11 August 2011

Post 413: Rapture for the Geeks

Rapture for the Geeks: When AI Outsmarts IQ by Richard Dooling. ISBN: 9780307405258.

I need to remind myself that reading books written by lawyers is usually a bad thing. They tend to be White Dudes in the negative sense of the term, and honestly, I read enough condescending bullshit from the uneducated masses that it's even more disappointing from the educated ones Who Are Supposed To Know Better. Dooling, I am disappoint. I started keeping a running track of the page numbers where I felt Richard Dooling was showing his White Dudeness, but I had to stop reading a little too frequently to keep that up for long. Maybe you'll think it's funny, and if so, go ahead and read the book (but try to do it for free, for my sake).

Exhibit A:
"After Hackov fleeces several hundred thousand gullible Americans who don't know fishing from phishing, the kid will transmit his genes and stolen American money to little Estonian Crackovs, who in turn will grow up to be crackerjack programmers like their dad because they were raised programming Linux machines instead of playing Oblivion in Microsoft theme-park operating systems. Back home in Tulsa, you'll be gaining weight, losing money, and raising kids who think "programming" means uploading their favorite ring tones to their Facebook account." Page 24

Rebuttal:
This is more of an education problem than anything. And picking on elderly middle class people from the Midwest who don't have the same experiences determining what is false information on the internet is really victim blaming. Someone with a little more sympathy might point out the need for better education rather than saying, "It's your fault you're fat and broke and your kids are stupid." People who fall for these gimmicks may be ignorant, but we are a society that has let that kind of ignorance run rampant. I'd rather be the person who is capable of being enlightened than the person who has no regard for my fellow human beings.

Exhibit B (not a quote, but evidence is on Page 54):
If you have to explain to me what Soylent Green is, you probably shouldn't use that as a reference. Also, who the hell hasn't heard the line, "It's people"? Why do you assume your audience is full of uncultured yahoos? Who do you think is reading this book? Is there something about lawyers where they have to alienate just about everyone in their writing, or is that just you?

Exhibit C:
"If we tried to confine a machine intelligence anytime soon, it could probably escape by telling its keepers that unlocked iPhones are on sale down at the mall, with free supersized drinks and Happy Meals, and videos of pretty young skanky celebrities throwing up in their wrecked luxury sedans...the humans would desert their posts, and the computers would be free to bring down the human parts of the internet." Page 94.

Rebuttal:
Ya know, I don't think I need to comment here.

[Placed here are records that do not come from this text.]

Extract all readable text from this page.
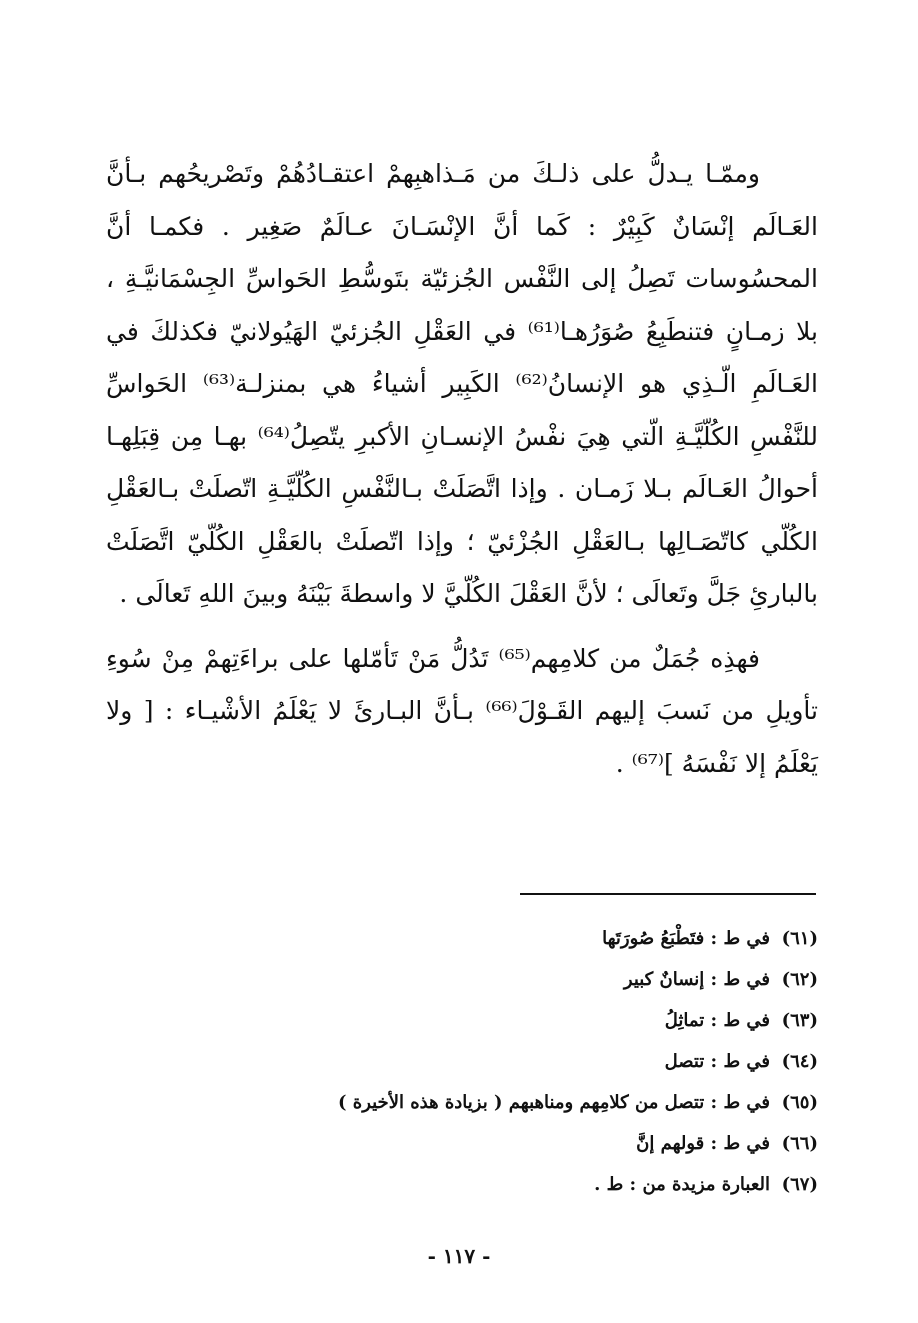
وممّـا يـدلُّ على ذلـكَ من مَـذاهبِهمْ اعتقـادُهُمْ وتَصْريحُهم بـأنَّ العَـالَم إنْسَانٌ كَبِيْرٌ : كَما أنَّ الإنْسَـانَ عـالَمٌ صَغِير . فكمـا أنَّ المحسُوسات تَصِلُ إلى النَّفْس الجُزئيّة بتَوسُّطِ الحَواسِّ الجِسْمَانيَّـةِ ، بلا زمـانٍ فتنطَبِعُ صُوَرُهـا⁽⁶¹⁾ في العَقْلِ الجُزئيّ الهَيُولانيّ فكذلكَ في العَـالَمِ الّـذِي هو الإنسانُ⁽⁶²⁾ الكَبِير أشياءُ هي بمنزلـة⁽⁶³⁾ الحَواسِّ للنَّفْسِ الكُلّيَّـةِ الّتي هِيَ نفْسُ الإنسـانِ الأكبرِ يتّصِلُ⁽⁶⁴⁾ بهـا مِن قِبَلِهـا أحوالُ العَـالَم بـلا زَمـان . وإذا اتَّصَلَتْ بـالنَّفْسِ الكُلّيَّـةِ اتّصلَتْ بـالعَقْلِ الكُلّي كاتّصَـالِها بـالعَقْلِ الجُزْئيّ ؛ وإذا اتّصلَتْ بالعَقْلِ الكُلّيّ اتَّصَلَتْ بالبارئِ جَلَّ وتَعالَى ؛ لأنَّ العَقْلَ الكُلّيَّ لا واسطةَ بَيْنَهُ وبينَ اللهِ تَعالَى .

فهذِه جُمَلٌ من كلامِهم⁽⁶⁵⁾ تَدُلُّ مَنْ تَأمّلها على براءَتِهمْ مِنْ سُوءِ تأويلِ من نَسبَ إليهم القَـوْلَ⁽⁶⁶⁾ بـأنَّ البـارئَ لا يَعْلَمُ الأشْيـاء : [ ولا يَعْلَمُ إلا نَفْسَهُ ]⁽⁶⁷⁾ .

(٦١)
في ط : فتَطْبَعُ صُورَتَها
(٦٢)
في ط : إنسانٌ كبير
(٦٣)
في ط : تماثِلُ
(٦٤)
في ط : تتصل
(٦٥)
في ط : تتصل من كلامِهم ومناهبهم ( بزيادة هذه الأخيرة )
(٦٦)
في ط : قولهم إنَّ
(٦٧)
العبارة مزيدة من : ط .
- ١١٧ -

Look, I could go on with this line of reasoning, and I'm sure there are some book bloggers out there who are all OMG, YOU BROKE THE CARDINAL RULE OF NOT INVOLVING THE AUTHOR, but you know what, when the author directs language at "me," even when using the general pronoun "you," he should at least make a point of saying something nice every now and then. Otherwise it becomes less of a cute and humorous gimmick and more like saying, "I'm up here and you--" lowering his hand waaaaaay down-- "this is you down here." I'll have you note this is the toned down version of this post; I do have some decorum...occasionally. Also, if you're picking on Microsoft Windows more than once every 10 pages, maybe you should be writing a book about how much Microsoft sucks and not about how we all need to learn a programming language because it will make us better pets after the singularity.

Oh! And speaking of the singularity?

The chances of that happening are so very, very, very small. I don't care how smart all the men people whose names were tossed around in this book are and who say the Singularity is going to happen, likely by 2030. Us dumb monkeys can't even figure out why we're here, much less how consciousness works. The only way we could possibly trigger the singularity is totally by accident. We are just not smart enough to write a program to make a conscious being, and I'm not sure it's possible to program consciousness to begin with. I think it has to happen by accident. There's a theory that given enough time a million monkeys, just by statistics alone, will one day write the entire works of Shakespeare. I kind of feel that the singularity will be a bit like that. Statistically it could and probably should happen, but statistically speaking, you can also flip a coin 1000 times and always have it land heads up.

So yes, I will venture that the singularity is possible, but I agree with Dooling that humans (his lawerly-self included) are just too stupid. That might change once cyborg technology includes wetware modifications, but until then all you Singularitarians can calm the fuck down.

I found an apt review over at Gather: Books, except I didn't think the book was all that funny.
LibsNote: Library copy. So very glad I didn't buy it.